Ricordi come ci conoscemmo?


Avevo saputo per caso che un’andalusa di Granada insegnava le Sevillanas, tipiche danze di Siviglia...così ci conoscemmo, con abiti dai colori sgargianti, musiche e danze di festa.


Quanto tempo è passato da allora…sono seguiti poi anni durante i quali per tanti motivi ci siamo allontanate entrambe dal flamenco; forse non ne parlavamo neanche più, perché c’erano problemi più importanti.


Un giorno ci ritrovammo a parlar di flamenco, un giorno triste, eri stata operata e la diagnosi era terribile. Fu in quell’occasione che ci facemmo una promessa: realizzare il nostro sogno di bambine, tu “cantaora”, io “bailaora”.


Il tuo tempo era segnato, tu lo sapevi, tutti lo sapevamo, ma la tua forza, la tua positività esplosero e tu decidesti di vivere, di cantare! Affrontasti il tuo difficile cammino con la determinazione e con quella impalpabile e profonda saggezza di chi “ha capito”, di chi ha afferrato il senso della vita.


Cantare...Cantar a la luna...finalmente la tua voce raccontava di te, della tua gioia e della tua tristezza, della voglia di vivere e di lottare, di un sogno che si avvera, però con forte amarezza e nostalgia.


Un sogno durato solo qualche mese…


Ti cerco nei ricordi, negli abiti flamenchi, nelle foto, nei video degli spettacoli, ma ti trovo solo dentro di me, in quell’abbraccio che sei venuta a darmi in sogno, quando mi raccontasti di come stai bene ora…


Quando il mio piccolo Diego guarda la tua foto ti indica dicendo “mamà!”.
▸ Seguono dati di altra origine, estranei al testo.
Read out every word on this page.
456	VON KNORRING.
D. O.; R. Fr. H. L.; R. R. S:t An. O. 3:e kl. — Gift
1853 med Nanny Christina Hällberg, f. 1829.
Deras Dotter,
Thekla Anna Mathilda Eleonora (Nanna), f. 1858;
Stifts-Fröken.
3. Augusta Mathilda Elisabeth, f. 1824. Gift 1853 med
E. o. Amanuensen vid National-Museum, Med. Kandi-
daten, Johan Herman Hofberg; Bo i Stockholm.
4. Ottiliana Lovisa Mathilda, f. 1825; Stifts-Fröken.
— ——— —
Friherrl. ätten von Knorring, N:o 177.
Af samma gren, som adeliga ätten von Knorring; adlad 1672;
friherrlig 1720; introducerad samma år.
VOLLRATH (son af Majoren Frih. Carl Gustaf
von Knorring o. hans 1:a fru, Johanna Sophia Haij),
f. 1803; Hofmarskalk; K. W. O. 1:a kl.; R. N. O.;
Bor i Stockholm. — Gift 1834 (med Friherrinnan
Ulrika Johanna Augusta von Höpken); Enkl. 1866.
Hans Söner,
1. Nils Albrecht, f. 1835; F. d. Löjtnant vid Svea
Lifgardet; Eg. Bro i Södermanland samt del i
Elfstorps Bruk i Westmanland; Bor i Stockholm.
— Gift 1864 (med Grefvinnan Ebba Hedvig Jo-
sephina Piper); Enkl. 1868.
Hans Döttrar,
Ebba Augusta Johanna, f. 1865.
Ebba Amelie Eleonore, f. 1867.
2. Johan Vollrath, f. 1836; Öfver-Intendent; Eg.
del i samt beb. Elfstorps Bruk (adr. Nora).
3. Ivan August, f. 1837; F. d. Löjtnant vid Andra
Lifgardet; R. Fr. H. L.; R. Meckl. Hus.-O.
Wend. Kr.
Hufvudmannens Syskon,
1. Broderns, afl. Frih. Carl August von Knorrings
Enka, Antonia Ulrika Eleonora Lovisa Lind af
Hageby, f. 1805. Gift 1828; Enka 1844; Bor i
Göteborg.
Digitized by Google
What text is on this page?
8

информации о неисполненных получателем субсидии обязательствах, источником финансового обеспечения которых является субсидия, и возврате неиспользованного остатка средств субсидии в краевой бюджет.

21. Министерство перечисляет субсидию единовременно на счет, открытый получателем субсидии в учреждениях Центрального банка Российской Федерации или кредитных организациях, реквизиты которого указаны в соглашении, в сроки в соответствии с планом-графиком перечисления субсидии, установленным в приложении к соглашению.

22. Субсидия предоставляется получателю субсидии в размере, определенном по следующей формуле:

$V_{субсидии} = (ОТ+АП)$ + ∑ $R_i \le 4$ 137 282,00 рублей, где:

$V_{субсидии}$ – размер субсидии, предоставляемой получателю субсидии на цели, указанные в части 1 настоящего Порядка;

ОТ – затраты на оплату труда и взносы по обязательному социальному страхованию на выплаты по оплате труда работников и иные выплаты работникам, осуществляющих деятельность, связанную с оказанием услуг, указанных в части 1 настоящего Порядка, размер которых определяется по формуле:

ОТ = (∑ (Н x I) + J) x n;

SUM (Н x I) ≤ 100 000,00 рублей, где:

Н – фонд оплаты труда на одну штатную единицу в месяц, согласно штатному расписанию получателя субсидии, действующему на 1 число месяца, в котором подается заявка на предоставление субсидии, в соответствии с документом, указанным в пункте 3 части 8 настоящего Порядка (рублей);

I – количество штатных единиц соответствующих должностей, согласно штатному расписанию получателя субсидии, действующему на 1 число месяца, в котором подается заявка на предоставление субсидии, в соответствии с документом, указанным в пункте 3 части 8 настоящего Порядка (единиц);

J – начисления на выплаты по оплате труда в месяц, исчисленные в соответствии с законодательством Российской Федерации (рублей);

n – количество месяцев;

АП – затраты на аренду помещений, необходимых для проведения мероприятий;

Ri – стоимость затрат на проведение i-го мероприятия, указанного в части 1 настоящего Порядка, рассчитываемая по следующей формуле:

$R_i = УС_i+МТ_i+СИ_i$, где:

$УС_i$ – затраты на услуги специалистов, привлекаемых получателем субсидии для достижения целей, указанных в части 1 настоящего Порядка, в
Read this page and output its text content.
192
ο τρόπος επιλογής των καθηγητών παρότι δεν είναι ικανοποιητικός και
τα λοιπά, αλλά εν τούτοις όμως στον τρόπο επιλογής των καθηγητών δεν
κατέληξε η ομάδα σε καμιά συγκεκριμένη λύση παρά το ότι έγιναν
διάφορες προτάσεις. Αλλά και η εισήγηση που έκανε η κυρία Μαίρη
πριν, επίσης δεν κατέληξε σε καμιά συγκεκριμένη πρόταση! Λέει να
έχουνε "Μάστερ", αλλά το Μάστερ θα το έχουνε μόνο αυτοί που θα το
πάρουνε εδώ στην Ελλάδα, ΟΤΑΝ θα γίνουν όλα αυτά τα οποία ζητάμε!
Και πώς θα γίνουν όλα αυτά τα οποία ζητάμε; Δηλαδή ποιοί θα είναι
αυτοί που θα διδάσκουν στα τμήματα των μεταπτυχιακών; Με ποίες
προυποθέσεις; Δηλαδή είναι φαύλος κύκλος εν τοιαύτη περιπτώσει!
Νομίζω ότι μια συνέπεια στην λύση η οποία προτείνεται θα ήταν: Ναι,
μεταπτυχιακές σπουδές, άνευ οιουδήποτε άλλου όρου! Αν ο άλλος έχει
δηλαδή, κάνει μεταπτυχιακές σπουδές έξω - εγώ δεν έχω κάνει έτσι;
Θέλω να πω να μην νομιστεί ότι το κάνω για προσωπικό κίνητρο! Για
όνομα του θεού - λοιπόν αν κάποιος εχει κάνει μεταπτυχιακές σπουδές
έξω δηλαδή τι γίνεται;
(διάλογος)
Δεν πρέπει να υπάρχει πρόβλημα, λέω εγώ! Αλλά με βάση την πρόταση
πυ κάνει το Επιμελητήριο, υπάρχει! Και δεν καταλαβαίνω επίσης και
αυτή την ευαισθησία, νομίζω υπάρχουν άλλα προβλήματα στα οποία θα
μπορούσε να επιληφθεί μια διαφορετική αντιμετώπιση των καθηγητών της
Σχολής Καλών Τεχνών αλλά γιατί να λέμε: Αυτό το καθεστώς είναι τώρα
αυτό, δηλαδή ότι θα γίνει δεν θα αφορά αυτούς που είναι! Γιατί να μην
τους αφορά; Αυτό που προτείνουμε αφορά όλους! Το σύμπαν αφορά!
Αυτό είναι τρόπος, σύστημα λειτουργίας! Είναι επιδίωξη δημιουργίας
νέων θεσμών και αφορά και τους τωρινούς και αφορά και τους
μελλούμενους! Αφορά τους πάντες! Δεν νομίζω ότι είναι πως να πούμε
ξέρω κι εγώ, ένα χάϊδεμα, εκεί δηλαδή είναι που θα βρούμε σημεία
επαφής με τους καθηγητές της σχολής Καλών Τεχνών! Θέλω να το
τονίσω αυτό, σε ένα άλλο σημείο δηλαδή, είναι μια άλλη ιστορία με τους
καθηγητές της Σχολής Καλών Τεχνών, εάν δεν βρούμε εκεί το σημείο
Io gli rispondo di sì, che anche tu sei una mamma e che ci vuoi bene, anche se lui non ti ha mai conosciuta…ma sbaglio, perché lui ti conosce eccome…perché lui, come tutti i bambini molto piccoli, non ha ancora perso la capacità di vedere gli Angeli...



Commenti

  1. Simo, sono senza parole. Vado ad ascoltare El Rocio (bellissima pure questa peraltro) su youtube e mi ricorderò di Pili quando ascolterò la versione del CD.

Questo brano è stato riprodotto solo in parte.